Kejadian di awal tahun 2021: Aku sakit lagi?

Bagiku, 2016 merupakan tahun yang penuh dengan kenangan karena di tahun ini banyak sekali pasang surut gelombang kehidupan yang aku alami. Dalam satu tahun, aku terbang ke dua negara yang berbeda, bukan untuk bertamasya melainkan untuk berobat. Ya, dapat dikatakan tahun ini merupakan tahun "tergelap" bagi kehidupan fisikku. Mengalami penderitaan yang tak kunjung henti, keluar masuk ruang operasi, dan aku pun (dan ibuku) dituntut untuk belajar sabar. Setelah lewat tahun ini, akupun merasa aku sudah lebih dewasa karena berhasil melalui rintangan yang ada. Alhasil, siapa yang menduga gelombang dua penderitaan kini muncul kembali?

Ya, ternyata selang 5 tahun, arus penyakit lainpun tiba di hidupku. Tepat satu tahun setelah tahun Covid-19... 2021 adalah tahun penuh harapan bagi banyak orang, tidak asing terdengar dimana-mana bahwa kita semua mengharapkan perubahan. Sudah cukup menderita karena Covid sepanjang tahun 2020. Akan tetapi, tentunya tidak semua harapan kita berjalan semulus jalan tol, tetap saja ada berita duka dimana-mana, dan itu pun terjadi padaku.
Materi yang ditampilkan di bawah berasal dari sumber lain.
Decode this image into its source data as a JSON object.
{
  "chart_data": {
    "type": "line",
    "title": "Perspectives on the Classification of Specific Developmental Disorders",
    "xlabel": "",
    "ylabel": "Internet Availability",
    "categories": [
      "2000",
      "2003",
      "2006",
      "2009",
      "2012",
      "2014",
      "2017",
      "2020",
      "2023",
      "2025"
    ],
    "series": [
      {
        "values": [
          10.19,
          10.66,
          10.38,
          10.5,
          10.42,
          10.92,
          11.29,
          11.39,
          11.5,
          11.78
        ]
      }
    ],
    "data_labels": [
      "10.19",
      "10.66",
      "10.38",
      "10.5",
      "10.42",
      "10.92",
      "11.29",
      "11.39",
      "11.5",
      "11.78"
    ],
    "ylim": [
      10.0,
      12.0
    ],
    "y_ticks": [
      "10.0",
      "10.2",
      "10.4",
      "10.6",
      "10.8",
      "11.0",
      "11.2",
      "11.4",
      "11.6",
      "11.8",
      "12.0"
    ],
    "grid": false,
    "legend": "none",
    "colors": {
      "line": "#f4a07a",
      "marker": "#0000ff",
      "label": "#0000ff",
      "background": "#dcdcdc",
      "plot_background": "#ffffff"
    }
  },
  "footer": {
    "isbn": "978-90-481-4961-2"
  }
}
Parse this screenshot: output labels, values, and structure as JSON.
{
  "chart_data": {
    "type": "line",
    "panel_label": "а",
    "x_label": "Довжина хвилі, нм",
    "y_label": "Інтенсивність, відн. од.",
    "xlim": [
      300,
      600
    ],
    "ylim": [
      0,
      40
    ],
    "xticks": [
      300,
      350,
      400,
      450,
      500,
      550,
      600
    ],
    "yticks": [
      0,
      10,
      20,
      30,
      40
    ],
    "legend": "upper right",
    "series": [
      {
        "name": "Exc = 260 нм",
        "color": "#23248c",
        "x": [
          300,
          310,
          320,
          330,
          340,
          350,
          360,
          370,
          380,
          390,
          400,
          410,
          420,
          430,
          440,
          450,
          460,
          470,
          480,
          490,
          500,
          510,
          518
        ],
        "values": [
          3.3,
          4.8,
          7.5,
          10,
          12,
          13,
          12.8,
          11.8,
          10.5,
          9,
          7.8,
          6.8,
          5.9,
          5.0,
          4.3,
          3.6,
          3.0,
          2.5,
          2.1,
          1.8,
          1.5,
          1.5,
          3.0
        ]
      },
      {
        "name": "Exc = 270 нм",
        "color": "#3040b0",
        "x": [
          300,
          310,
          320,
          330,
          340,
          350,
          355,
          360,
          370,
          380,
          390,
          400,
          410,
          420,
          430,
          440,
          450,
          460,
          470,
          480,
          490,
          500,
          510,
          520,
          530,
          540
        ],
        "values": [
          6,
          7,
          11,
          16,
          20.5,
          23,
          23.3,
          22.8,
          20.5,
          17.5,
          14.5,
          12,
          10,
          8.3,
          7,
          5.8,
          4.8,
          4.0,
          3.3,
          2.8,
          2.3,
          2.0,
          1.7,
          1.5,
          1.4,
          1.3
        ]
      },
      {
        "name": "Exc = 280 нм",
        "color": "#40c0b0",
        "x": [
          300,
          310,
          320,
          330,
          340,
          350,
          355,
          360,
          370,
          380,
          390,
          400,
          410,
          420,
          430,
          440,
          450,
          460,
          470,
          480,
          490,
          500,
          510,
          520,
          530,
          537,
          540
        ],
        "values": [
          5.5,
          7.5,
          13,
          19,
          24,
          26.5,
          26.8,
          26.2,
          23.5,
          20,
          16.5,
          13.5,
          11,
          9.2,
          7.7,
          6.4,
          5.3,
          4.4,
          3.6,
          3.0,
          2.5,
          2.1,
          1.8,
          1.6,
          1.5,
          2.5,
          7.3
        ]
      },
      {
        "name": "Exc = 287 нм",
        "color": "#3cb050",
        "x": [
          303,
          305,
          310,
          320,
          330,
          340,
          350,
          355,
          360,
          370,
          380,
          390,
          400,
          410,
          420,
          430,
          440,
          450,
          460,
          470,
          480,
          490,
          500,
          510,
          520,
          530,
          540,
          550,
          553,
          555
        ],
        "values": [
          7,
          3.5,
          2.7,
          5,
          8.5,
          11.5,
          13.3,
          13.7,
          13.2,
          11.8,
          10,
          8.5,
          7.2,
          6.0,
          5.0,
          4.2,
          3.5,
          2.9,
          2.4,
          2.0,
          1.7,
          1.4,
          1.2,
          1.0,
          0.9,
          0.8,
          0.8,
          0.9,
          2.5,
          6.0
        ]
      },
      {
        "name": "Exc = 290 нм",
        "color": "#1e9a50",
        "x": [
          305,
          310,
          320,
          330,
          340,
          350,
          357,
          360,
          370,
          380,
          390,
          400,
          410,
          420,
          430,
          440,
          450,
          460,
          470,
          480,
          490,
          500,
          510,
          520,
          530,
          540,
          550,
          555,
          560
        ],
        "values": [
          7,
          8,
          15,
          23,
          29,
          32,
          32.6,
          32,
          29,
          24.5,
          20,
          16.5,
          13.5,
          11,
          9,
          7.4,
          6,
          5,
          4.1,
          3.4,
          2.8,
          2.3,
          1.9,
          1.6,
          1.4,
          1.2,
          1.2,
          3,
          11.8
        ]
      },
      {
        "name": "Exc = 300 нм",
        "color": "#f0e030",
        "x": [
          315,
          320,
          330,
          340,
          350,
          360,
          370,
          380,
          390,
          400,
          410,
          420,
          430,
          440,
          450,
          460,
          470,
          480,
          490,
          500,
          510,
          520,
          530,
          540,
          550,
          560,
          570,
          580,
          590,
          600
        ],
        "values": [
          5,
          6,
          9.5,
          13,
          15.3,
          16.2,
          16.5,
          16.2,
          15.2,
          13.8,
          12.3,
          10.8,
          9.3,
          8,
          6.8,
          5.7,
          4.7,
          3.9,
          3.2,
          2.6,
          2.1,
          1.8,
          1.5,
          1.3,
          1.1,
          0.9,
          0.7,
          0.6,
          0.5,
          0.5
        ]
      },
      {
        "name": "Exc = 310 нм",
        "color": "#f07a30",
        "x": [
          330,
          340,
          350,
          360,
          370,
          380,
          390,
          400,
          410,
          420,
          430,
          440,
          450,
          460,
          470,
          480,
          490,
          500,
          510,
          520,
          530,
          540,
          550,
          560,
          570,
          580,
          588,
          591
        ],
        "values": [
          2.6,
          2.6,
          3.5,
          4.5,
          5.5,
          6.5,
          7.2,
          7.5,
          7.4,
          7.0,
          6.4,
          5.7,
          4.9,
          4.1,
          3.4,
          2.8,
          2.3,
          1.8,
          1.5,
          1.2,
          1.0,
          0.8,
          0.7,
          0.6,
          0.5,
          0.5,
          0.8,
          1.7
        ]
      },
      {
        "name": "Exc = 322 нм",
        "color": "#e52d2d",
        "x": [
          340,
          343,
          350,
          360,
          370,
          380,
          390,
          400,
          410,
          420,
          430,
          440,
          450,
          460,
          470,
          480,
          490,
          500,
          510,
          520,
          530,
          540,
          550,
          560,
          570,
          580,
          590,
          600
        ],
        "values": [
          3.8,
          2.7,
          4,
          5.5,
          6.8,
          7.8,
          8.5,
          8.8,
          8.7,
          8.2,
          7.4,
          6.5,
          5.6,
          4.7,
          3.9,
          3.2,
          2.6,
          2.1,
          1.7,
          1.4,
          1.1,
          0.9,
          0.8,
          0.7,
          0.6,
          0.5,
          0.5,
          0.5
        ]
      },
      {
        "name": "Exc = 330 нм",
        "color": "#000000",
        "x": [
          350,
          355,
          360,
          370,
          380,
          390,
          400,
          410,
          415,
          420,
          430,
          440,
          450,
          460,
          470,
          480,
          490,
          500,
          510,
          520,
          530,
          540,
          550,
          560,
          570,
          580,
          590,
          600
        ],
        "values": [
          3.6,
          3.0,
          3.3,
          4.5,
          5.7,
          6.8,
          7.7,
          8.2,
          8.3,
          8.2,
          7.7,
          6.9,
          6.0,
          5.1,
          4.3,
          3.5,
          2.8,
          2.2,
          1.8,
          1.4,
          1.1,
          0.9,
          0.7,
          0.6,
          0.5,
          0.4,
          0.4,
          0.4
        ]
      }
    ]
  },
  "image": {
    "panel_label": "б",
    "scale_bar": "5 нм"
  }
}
Tulisan yang kutuliskan di bawah ini tidak bermaksud untuk bersungut-sungut, melainkan karena aku lelah dan ingin mencatatnya sekarang, supaya kelak aku (atau orang lain) dapat mengenang kembali pengalaman pahit yang berharga ini, pengalaman yang berperan dalam hidupku, pengalaman unik yang tak terlupakan... Jadi beginilah ceritaku di awal tahun 2021 ini...

Januari 2021

Pada minggu kedua Januari, aku sedang sibuk2nya dengan UAS di kuliah semester 7 ku ini. Akhirnya ke hectic an semester ini pun bisa berlalu, aku ga sabar untuk LIBURAN! Perasaan senang dan relieve pun datang menghampiriku. Namun, selang berapa lama, aku sadar ada perubahan yang terjadi pada tubuhku, terutama pada kakiku. Awalnya hanya kesemutan di jempol kaki kanan, saat itu aku mengira bahwa ini efek cuaca yang sangat dingin (karena memang winter minggu itu teramat dingin). 'Yaa.. nanti juga hilanglah', begitulah pikirku. 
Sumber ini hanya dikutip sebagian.